When a gavel falls at a major auction house, the hammer price is just the beginning of what the buyer will actually pay. Understanding the full cost structure of auction transactions reveals why an increasing number of serious collectors are seeking alternatives.
The buyer's premium
Every major auction house charges a buyer's premium on top of the hammer price. At the leading houses, this premium follows a tiered structure that typically amounts to 20-26% on the first portion and 14-20% on the remainder. On a $500,000 lot, the buyer's premium alone can add $100,000 or more.
The seller's side
Sellers aren't exempt from fees either. Consignment commissions typically range from 5-15%, depending on the lot value and the seller's negotiating leverage. High-profile consignors may negotiate reduced rates, but the average seller faces meaningful friction.
The comparison
Consider a $1M watch transaction:
**Traditional auction route:** Hammer price $1M + buyer's premium ~$200K + insurance and handling ~$15K = total buyer cost ~$1.215M. Seller receives ~$850K–$950K after commission.

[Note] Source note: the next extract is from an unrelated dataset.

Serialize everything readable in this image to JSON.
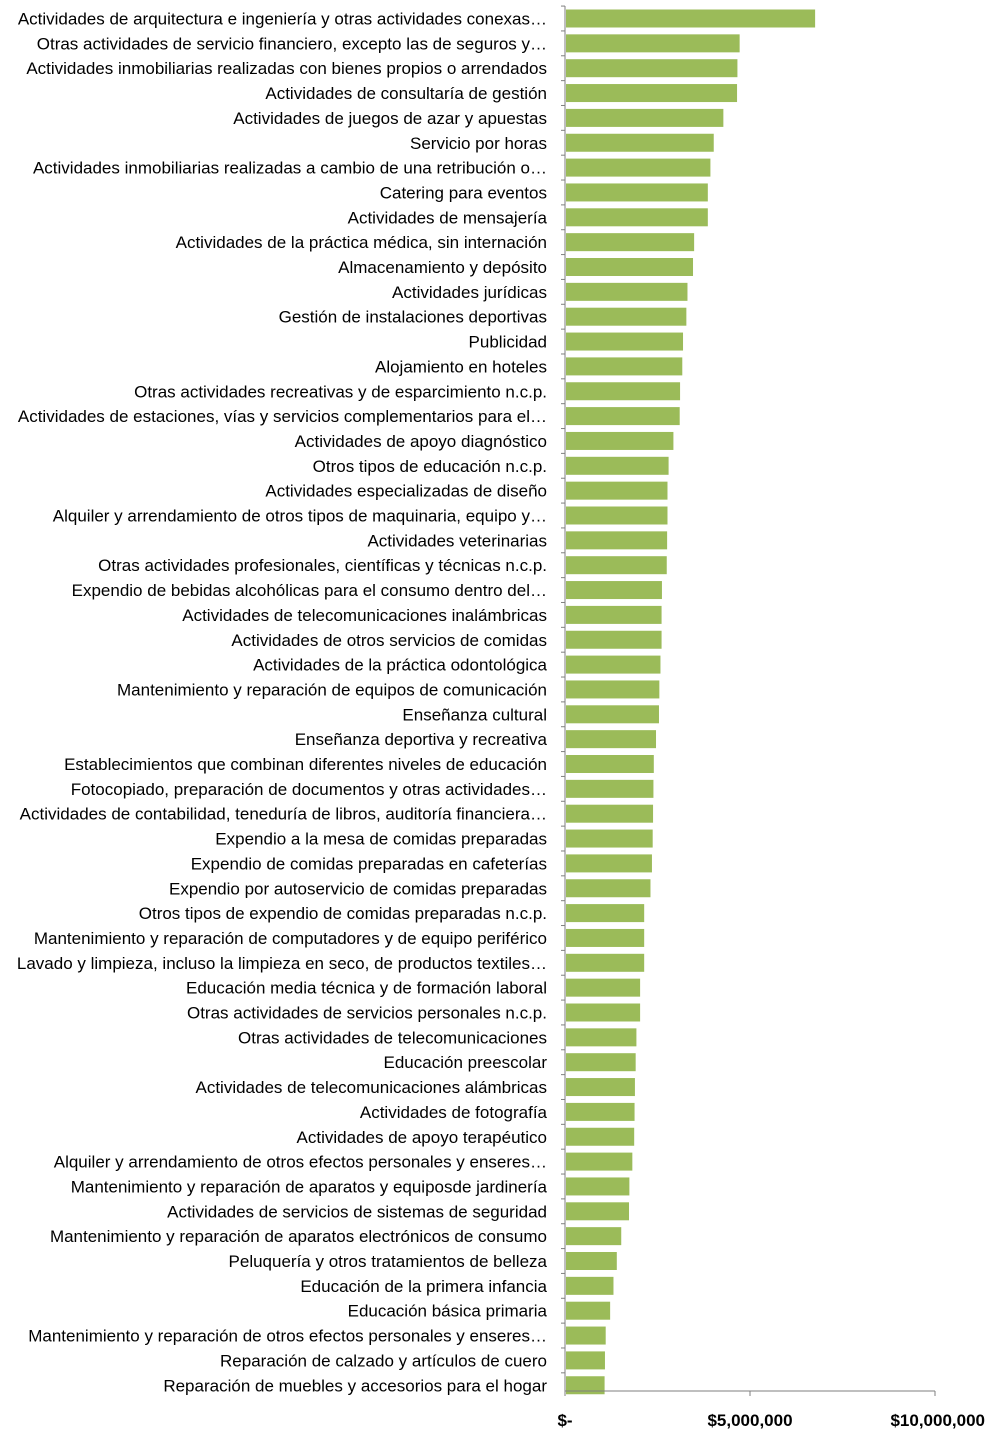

**Curatas Closer service:** Transaction price $1M + 1.5% success fee $15K = total buyer cost $1.015M. Seller receives the full agreed price.
The difference: $200K in savings for the buyer, and the seller retains significantly more of the transaction value.
Beyond the numbers
Cost isn't the only consideration. Auction timelines are fixed — consignors must wait for the appropriate sale, which may be months away. Authentication and cataloguing add further delays. And the public nature of auction results means every competitor in the market knows exactly what you paid.
Private acquisition through a service like Curatas offers timeline flexibility, discretion, and a cost structure that aligns with the buyer's interest rather than the platform's revenue model.